Hoje em dia, é pouco provável abastecer um carro moderno a combustão com etanol e obter média acima de 18 km/l, nem mesmo rodando na estrada. Porém, um consumo tão baixo, em tese, é tecnicamente viável: há 41 anos, a Volkswagen promoveu uma competição entre 520 taxistas em São Paulo ao volante do então novo Gol a etanol e a dupla vencedora cravou nada menos do que 18,32 km/l.
Segundo anúncio publicado em 1982 pela montadora alemã, os participantes do “Torneio de Economia VW Gol a Álcool” percorreram um percurso de 37,2 km, 85% dos quais em vias urbanas. Propaganda à parte, o que impede o combustível derivado da cana-de-açúcar de atingir tamanho rendimento?
Renato Romio, engenheiro do Instituto Mauá de Tecnologia, explica que as exigências de controle de emissões de poluentes e a tecnologia de motores flex, inexistentes no Brasil mais de quatro décadas atrás, são a justificativa. Em média, hoje o álcool tem consumo 30% maior na comparação com a gasolina e no passado esse percentual era de 15%, aproximadamente, diz o especialista.
Vale destacar que, no passado, o consumidor brasileiro precisava escolher entre veículos movidos exclusivamente a gasolina, etanol ou diesel.

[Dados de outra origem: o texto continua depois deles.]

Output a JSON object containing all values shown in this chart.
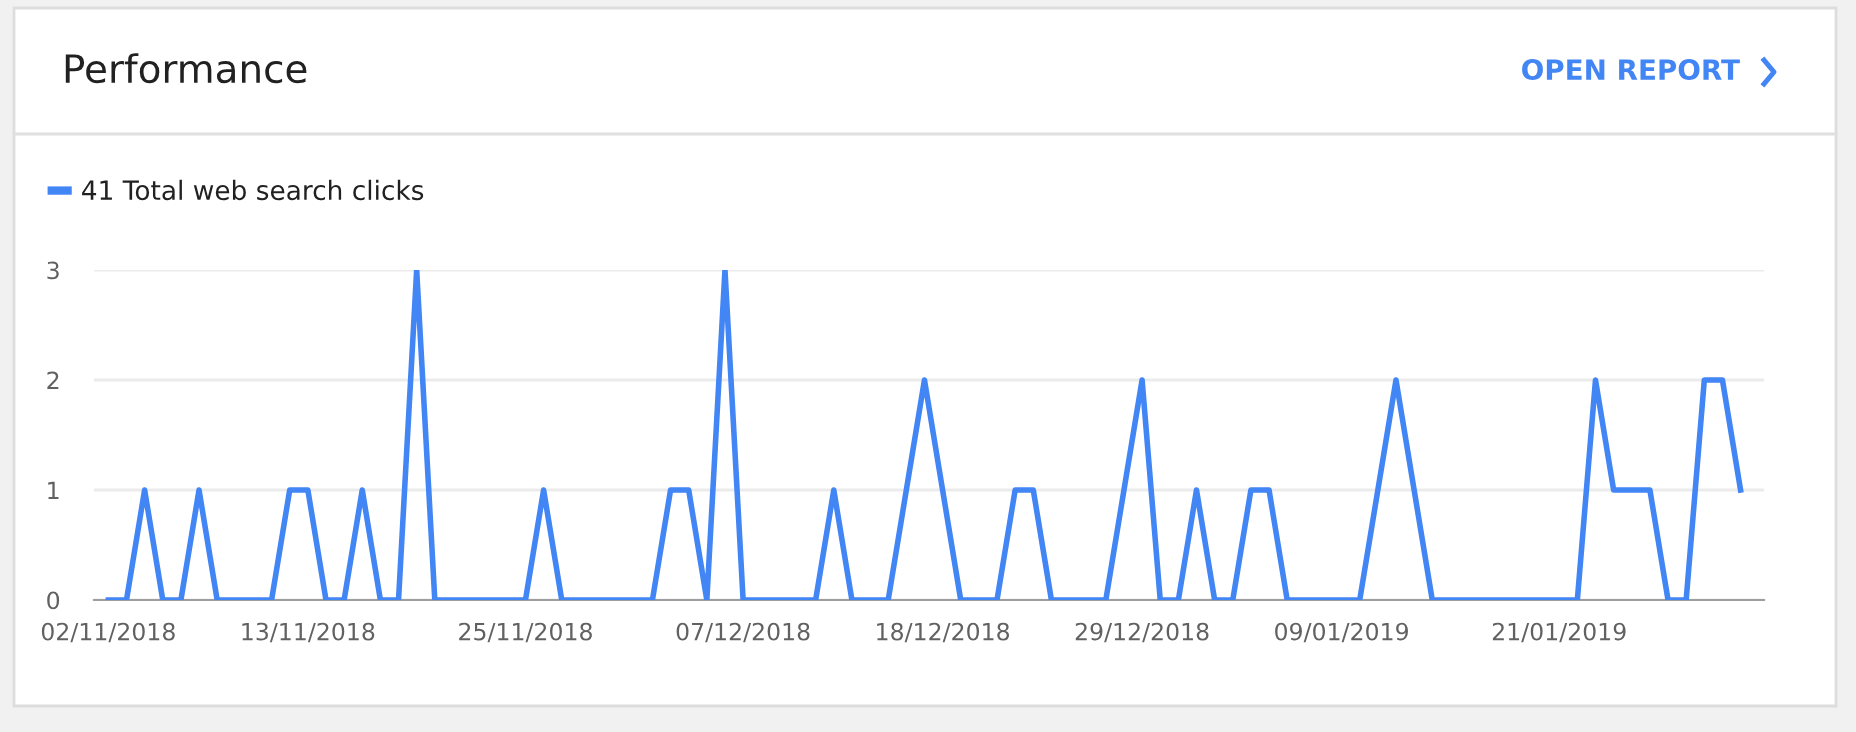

“De fato, nos anos 80 o carro a álcool era muito mais econômico, pois o motor tinha ajuste para trabalhar com mistura pobre, utilizando proporcionalmente menos etanol em relação à quantidade de ar na combustão. Isso permitia na época que o etanol atingisse 85% da eficiência energética da gasolina, contra 70% atualmente”, destaca Romio.
Essa estratégia, acrescenta o engenheiro, era utilizada pela VW e por outras montadoras por conta das características físico-químicas do etanol: por conter oxigênio, ele queima mais rapidamente, mesmo em menor quantidade. Isso ajuda a compensar em parte seu menor poder calorífico na comparação com o combustível fóssil, que não traz oxigênio em sua composição.
Contudo, com a criação do Proconve (Programa de Controle da Poluição do Ar por Veículos Automotores) em meados da década de 1980 e a adoção do catalisador para controle de emissões veiculares a partir do início da década seguinte, o jogo virou contra o álcool.
“Para o catalisador funcionar adequadamente, foi necessário equilibrar a quantidade de ar e etanol para a respectiva queima no motor, o que levou naturalmente a um maior consumo. Ou seja, a mistura passou a ficar mais rica, como já acontecia com a gasolina”, esclarece Renato Romio.
Motor flex também tirou eficiência do etanol
O engenheiro do Instituto Mauá também cita a chegada dos motores flex como um fator determinante para reduzir ainda mais a autonomia com etanol no tanque.
De acordo com Romio, o álcool tem melhor rendimento em taxas de compressão mais altas, que são inviabilizadas com gasolina.
Por essa razão, motores flex requerem ajuste para trabalharem com taxa de compressão intermediária – sem contar que hoje a gasolina já traz 27% de álcool na sua formulação.
O meio-termo que viabiliza o abastecimento com qualquer um desses combustíveis, inclusive misturados em qualquer proporção, faz com que nenhum deles renda tudo o que poderia.
A saída seria voltar a oferecer motores movidos apenas a álcool. Há três anos, a antiga FCA, hoje incorporada pela Stellantis, anunciou o desenvolvimento de um motor turbo 100% a etanol, justamente para reduzir a distância para unidades motrizes a gasolina em termos de consumo.
Entretanto, o projeto foi cancelado, supostamente devido à resistência dos consumidores à ideia de depender exclusivamente do derivado da cana – cuja produção está sujeita a entressafras, ao clima, à quantidade de chuvas e ao preço do açúcar, também fabricado a partir dessa planta.
Renato Romio conclui, dizendo que um propulsor dedicado ao álcool, de fato, teria menor consumo na comparação com motores flex, mas sem chegar aos 85% de eficiência ante a gasolina que acontecia 40 anos atrás – quando o catalisador ainda não havia chegado.
“Hoje, um motor a álcool poderia chegar próximo a 80%”.